2. Metode Penelitian
Pendekatan penelitian yang dilakukan untuk menjawab pertanyaan penelitian tersebut yaitu kualitatif dengan menggunakan tipe studi kasus. Fokus penelitian lebih diarahkan pada upaya mengungkap bagaimana model pengukuran kinerja yang dipraktekkan di Satuan Kerja Perangkat Daerah (SKPD) pemerintah Kota Makassar serta berbagai kelemahan dari model evaluasi tersebut sehingga diupayakan merumuskan model evaluasi kinerja yang baru yang relevan tidak hanya dengan Satuan Perangkat Daerah yang ada di pemerintah Kota Makassar itu sendiri tetapi juga dengan peraturan pemerintah yang berlaku sehingga model yang didesain adaptif dengan kebutuhan pemerintah Kota Makassar.

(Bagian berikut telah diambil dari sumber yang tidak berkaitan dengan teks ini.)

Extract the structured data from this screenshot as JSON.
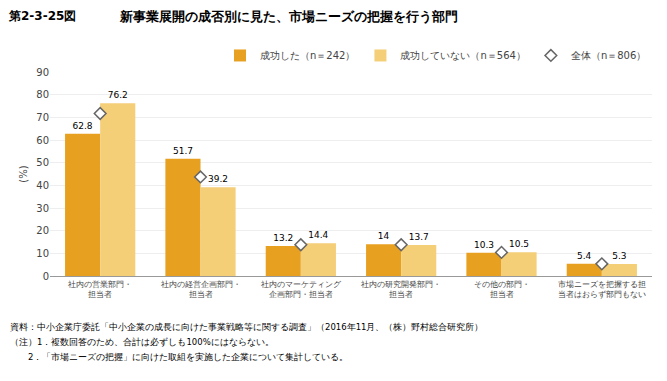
{
  "chart_data": {
    "type": "bar",
    "title": "新事業展開の成否別に見た、市場ニーズの把握を行う部門",
    "annotations": [
      "第2-3-25図",
      "資料：中小企業庁委託「中小企業の成長に向けた事業戦略等に関する調査」（2016年11月、（株）野村総合研究所）",
      "（注）1．複数回答のため、合計は必ずしも100%にはならない。",
      "　　2．「市場ニーズの把握」に向けた取組を実施した企業について集計している。"
    ],
    "ylabel": "(%)",
    "categories": [
      "社内の営業部門・\n担当者",
      "社内の経営企画部門・\n担当者",
      "社内のマーケティング\n企画部門・担当者",
      "社内の研究開発部門・\n担当者",
      "その他の部門・\n担当者",
      "市場ニーズを把握する担\n当者はおらず部門もない"
    ],
    "series": [
      {
        "name": "成功した（n＝242）",
        "type": "bar",
        "color": "#E8A020",
        "data_labels": true,
        "values": [
          62.8,
          51.7,
          13.2,
          14.0,
          10.3,
          5.4
        ]
      },
      {
        "name": "成功していない（n＝564）",
        "type": "bar",
        "color": "#F5CE78",
        "data_labels": true,
        "values": [
          76.2,
          39.2,
          14.4,
          13.7,
          10.5,
          5.3
        ]
      },
      {
        "name": "全体（n＝806）",
        "type": "scatter",
        "marker": "diamond",
        "color": "#666666",
        "data_labels": false,
        "values": [
          71.7,
          43.7,
          13.8,
          13.8,
          10.4,
          5.35
        ]
      }
    ],
    "ylim": [
      0,
      90
    ],
    "yticks": [
      0,
      10,
      20,
      30,
      40,
      50,
      60,
      70,
      80,
      90
    ],
    "grid": true,
    "legend": "upper right"
  }
}
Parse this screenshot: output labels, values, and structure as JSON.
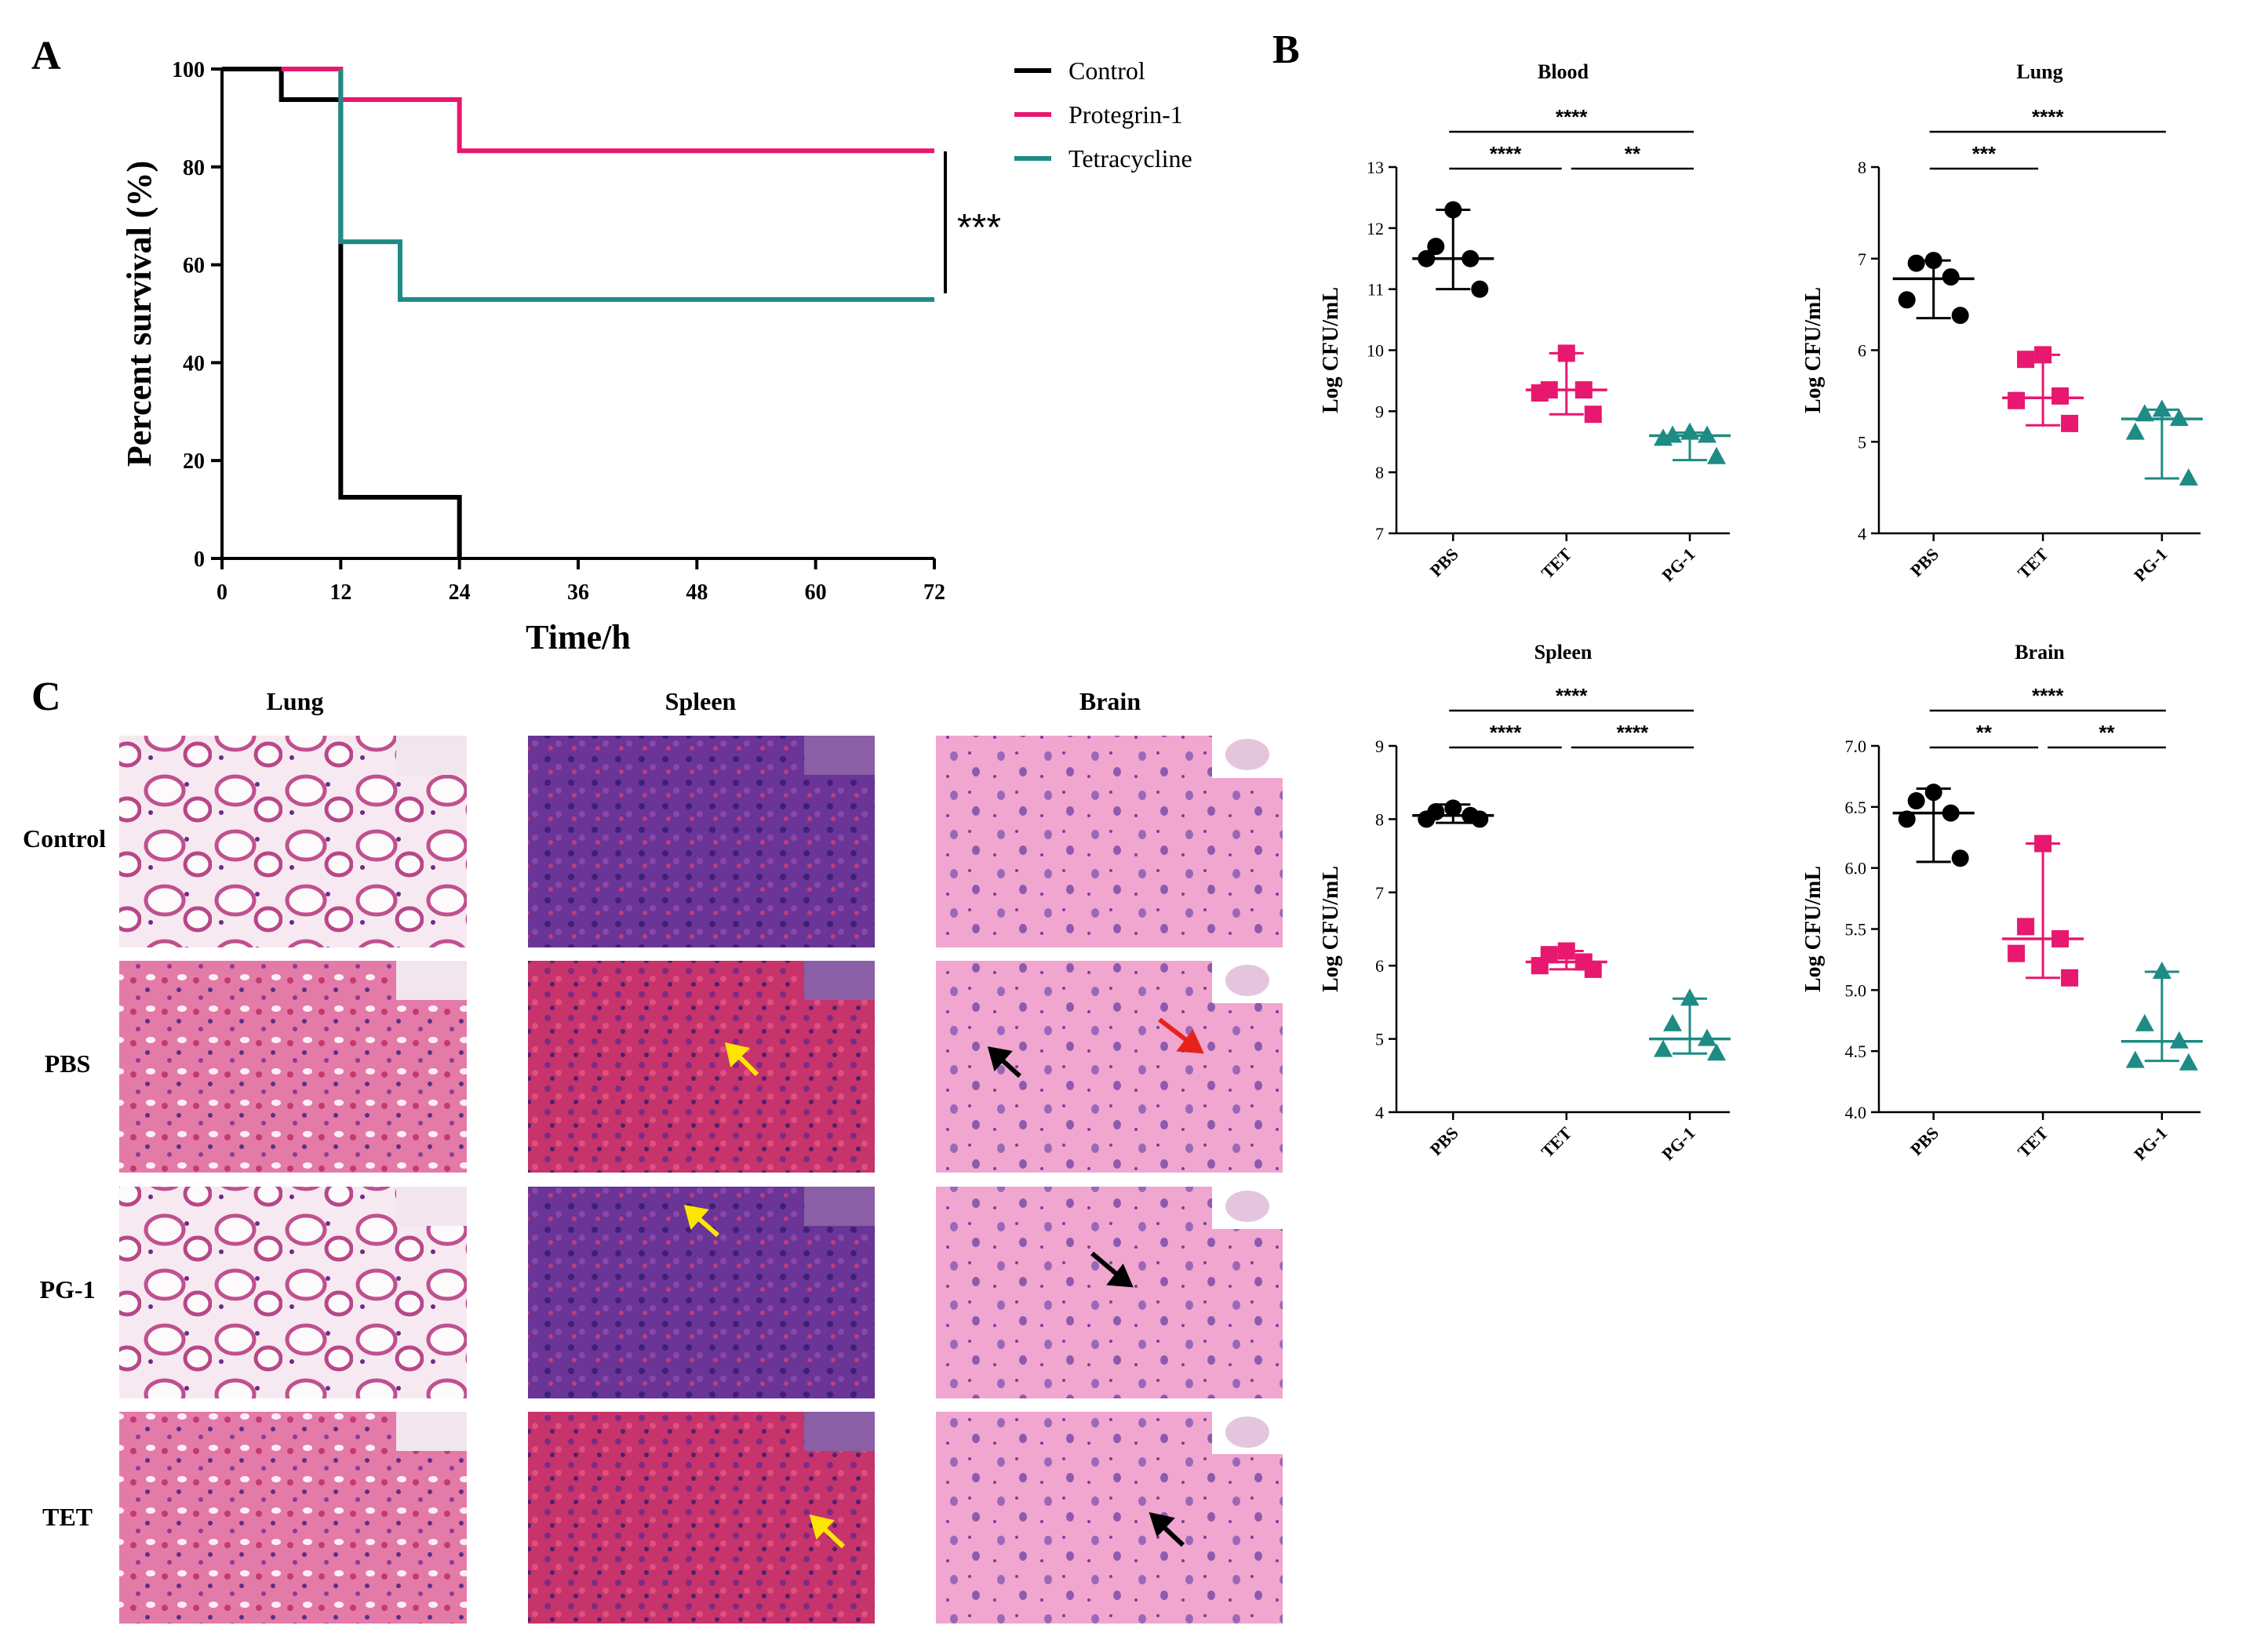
{
  "colors": {
    "control": "#000000",
    "pg1": "#e8176f",
    "tet": "#1e8b84"
  },
  "panels": {
    "a": "A",
    "b": "B",
    "c": "C"
  },
  "survival": {
    "chart_data": {
      "type": "line",
      "xlabel": "Time/h",
      "ylabel": "Percent survival (%)",
      "xlim": [
        0,
        72
      ],
      "ylim": [
        0,
        100
      ],
      "xticks": [
        "0",
        "12",
        "24",
        "36",
        "48",
        "60",
        "72"
      ],
      "yticks": [
        "0",
        "20",
        "40",
        "60",
        "80",
        "100"
      ],
      "legend_position": "top-right",
      "series": [
        {
          "name": "Control",
          "color": "#000000",
          "x": [
            0,
            6,
            6,
            12,
            12,
            24,
            24
          ],
          "y": [
            100,
            100,
            93.75,
            93.75,
            12.5,
            12.5,
            0
          ]
        },
        {
          "name": "Protegrin-1",
          "color": "#e8176f",
          "x": [
            6,
            12,
            12,
            24,
            24,
            72
          ],
          "y": [
            100,
            100,
            93.75,
            93.75,
            83.3,
            83.3
          ]
        },
        {
          "name": "Tetracycline",
          "color": "#1e8b84",
          "x": [
            12,
            12,
            18,
            18,
            72
          ],
          "y": [
            100,
            64.7,
            64.7,
            52.9,
            52.9
          ]
        }
      ],
      "significance": "***"
    }
  },
  "cfu": {
    "chart_data": [
      {
        "type": "scatter",
        "title": "Blood",
        "ylabel": "Log CFU/mL",
        "categories": [
          "PBS",
          "TET",
          "PG-1"
        ],
        "ylim": [
          7,
          13
        ],
        "yticks": [
          "7",
          "8",
          "9",
          "10",
          "11",
          "12",
          "13"
        ],
        "series": [
          {
            "points": [
              12.3,
              11.7,
              11.5,
              11.5,
              11.0
            ],
            "median": 11.5,
            "range": [
              11.0,
              12.3
            ]
          },
          {
            "points": [
              9.95,
              9.35,
              9.35,
              9.3,
              8.95
            ],
            "median": 9.35,
            "range": [
              8.95,
              9.95
            ]
          },
          {
            "points": [
              8.65,
              8.6,
              8.6,
              8.55,
              8.25
            ],
            "median": 8.6,
            "range": [
              8.2,
              8.65
            ]
          }
        ],
        "brackets": [
          {
            "from": 0,
            "to": 2,
            "label": "****"
          },
          {
            "from": 0,
            "to": 1,
            "label": "****"
          },
          {
            "from": 1,
            "to": 2,
            "label": "**"
          }
        ]
      },
      {
        "type": "scatter",
        "title": "Lung",
        "ylabel": "Log CFU/mL",
        "categories": [
          "PBS",
          "TET",
          "PG-1"
        ],
        "ylim": [
          4,
          8
        ],
        "yticks": [
          "4",
          "5",
          "6",
          "7",
          "8"
        ],
        "series": [
          {
            "points": [
              6.98,
              6.95,
              6.8,
              6.55,
              6.38
            ],
            "median": 6.78,
            "range": [
              6.35,
              6.98
            ]
          },
          {
            "points": [
              5.95,
              5.9,
              5.5,
              5.45,
              5.2
            ],
            "median": 5.48,
            "range": [
              5.18,
              5.95
            ]
          },
          {
            "points": [
              5.35,
              5.3,
              5.25,
              5.1,
              4.6
            ],
            "median": 5.25,
            "range": [
              4.6,
              5.35
            ]
          }
        ],
        "brackets": [
          {
            "from": 0,
            "to": 2,
            "label": "****"
          },
          {
            "from": 0,
            "to": 1,
            "label": "***"
          }
        ]
      },
      {
        "type": "scatter",
        "title": "Spleen",
        "ylabel": "Log CFU/mL",
        "categories": [
          "PBS",
          "TET",
          "PG-1"
        ],
        "ylim": [
          4,
          9
        ],
        "yticks": [
          "4",
          "5",
          "6",
          "7",
          "8",
          "9"
        ],
        "series": [
          {
            "points": [
              8.15,
              8.1,
              8.05,
              8.0,
              8.0
            ],
            "median": 8.05,
            "range": [
              7.95,
              8.2
            ]
          },
          {
            "points": [
              6.2,
              6.15,
              6.05,
              6.0,
              5.95
            ],
            "median": 6.05,
            "range": [
              5.95,
              6.2
            ]
          },
          {
            "points": [
              5.55,
              5.2,
              5.0,
              4.85,
              4.8
            ],
            "median": 5.0,
            "range": [
              4.8,
              5.55
            ]
          }
        ],
        "brackets": [
          {
            "from": 0,
            "to": 2,
            "label": "****"
          },
          {
            "from": 0,
            "to": 1,
            "label": "****"
          },
          {
            "from": 1,
            "to": 2,
            "label": "****"
          }
        ]
      },
      {
        "type": "scatter",
        "title": "Brain",
        "ylabel": "Log CFU/mL",
        "categories": [
          "PBS",
          "TET",
          "PG-1"
        ],
        "ylim": [
          4.0,
          7.0
        ],
        "yticks": [
          "4.0",
          "4.5",
          "5.0",
          "5.5",
          "6.0",
          "6.5",
          "7.0"
        ],
        "series": [
          {
            "points": [
              6.62,
              6.55,
              6.45,
              6.4,
              6.08
            ],
            "median": 6.45,
            "range": [
              6.05,
              6.65
            ]
          },
          {
            "points": [
              6.2,
              5.52,
              5.42,
              5.3,
              5.1
            ],
            "median": 5.42,
            "range": [
              5.1,
              6.2
            ]
          },
          {
            "points": [
              5.15,
              4.72,
              4.58,
              4.42,
              4.4
            ],
            "median": 4.58,
            "range": [
              4.42,
              5.15
            ]
          }
        ],
        "brackets": [
          {
            "from": 0,
            "to": 2,
            "label": "****"
          },
          {
            "from": 0,
            "to": 1,
            "label": "**"
          },
          {
            "from": 1,
            "to": 2,
            "label": "**"
          }
        ]
      }
    ]
  },
  "histology": {
    "columns": [
      "Lung",
      "Spleen",
      "Brain"
    ],
    "rows": [
      "Control",
      "PBS",
      "PG-1",
      "TET"
    ]
  }
}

Penelitian tentang model evaluasi kinerja organisasi Satuan Kerja Perangkat Daerah pemerintah Kota Makassar Provinsi Sulawesi Selatan dirancang untuk menemukenali permasalahan ketidakefektifan sistem evaluasi kinerja pegawai yang ada selama ini, serta merumuskan modelevaluasi alternatif untuk mengatasi kelemahan model yang telah diterapkan selama ini. Fokus penelitian ini diarahkan pada model evaluasi kinerja organisasi yang berlokasi pada satuan kerja perangkat daerah yang ada di pemerintah Kota Makassar, Provinsi Sulawesi Selatan. Adapun organisasi yang menjadi unit yang dapat dianggap mewakili seluruh organisasi satuan kerja perangkat daerah yang ada di Kota Makassar yaitu diambil organisasi yang mewakili tipologi organisasi “Dinas” yaitu dipilih Dinas Tata Ruang dan Bangunan; mewakili tipologi “Badan” diwakili oleh Badan Kepegawaian Daerah; dan tiplogi yang mewakili “Kantor” dipilih Kantor Pelayanan Administrasi Perizinan. Adapun teknik pengumpulan data dilakukan dengan metode wawancara mendalam. Sedangkan teknik yang digunakan untuk menganalisis data yang diperoleh di lapangan yaitu dengan teknik analisis kualitatif dengan tahap-tahap penelitian didahului dengan studi pendahuluan, survei awal penelitian, pengumpulan data, pengolahan data dan pembahasan serta kesimpulan hasil penelitian.
3. Tinjauan Pustaka
Evaluasi kinerja merupakan bagian penting dari manajemen kinerja, dimana di dalamnya memuat rangkaian kegiatan dari mulai perencanaan kinerja, implementasi kinerja dan evaluasi kinerja. Dalam perkembangan konsep tentang kinerja, keseluruhan aktivitas tersebut selanjutnya terintegrasi ke dalam apa yang dikenal saat ini sebagai manajemen kinerja. Hal ini disebabkan ketiga aktivitas penilaian kinerja dari tahap perencanaan sampai evaluasi kinerja merupakan kegiatan yang tidak terpisahkan (Chang, R., 2011). Lebih lanjut Chang, R. (2011) menyatakan bahwa dalam siklus manajemen kinerja, ukuran kinerja memainkan peran sentral. Ukuran kinerja berperan sebagai parameter pencapaian sasaran yang telah ditetapkan. Ukuran kinerja berperan apakah sasaran yang diharapkan organisasi tercapai atau tidak akan tercapai. Pengukuran kinerja diterapkan baik pada tahap perencanaan maupun evaluasi. Manajemen kinerja menurut Amstrong dan Baron (1998) merupakan suatu pendekatan stratejik dan terintegrasi untuk menghantarkan kesuksesan kepada organisasi secara berkelanjutan dengan memperbaiki kinerja orang yang bekerja di dalamnya dan dengan mengembangkan kapabilitas tim dan kontribusi individu. Di dalam pengertian manajemen kinerja terdapat beberapa kata kunci yaitu;
1). Stratejik yang bermakna bahwa manajemen kinerja memberi perhatian pada isu-isu yang dihadapi oleh organisasi agar organisasi dapat berfungsi secara efektif terhadap lingkungannya, dan dengan arah dimana organisasi bermaksud capai untuk sasaran jangka panjang.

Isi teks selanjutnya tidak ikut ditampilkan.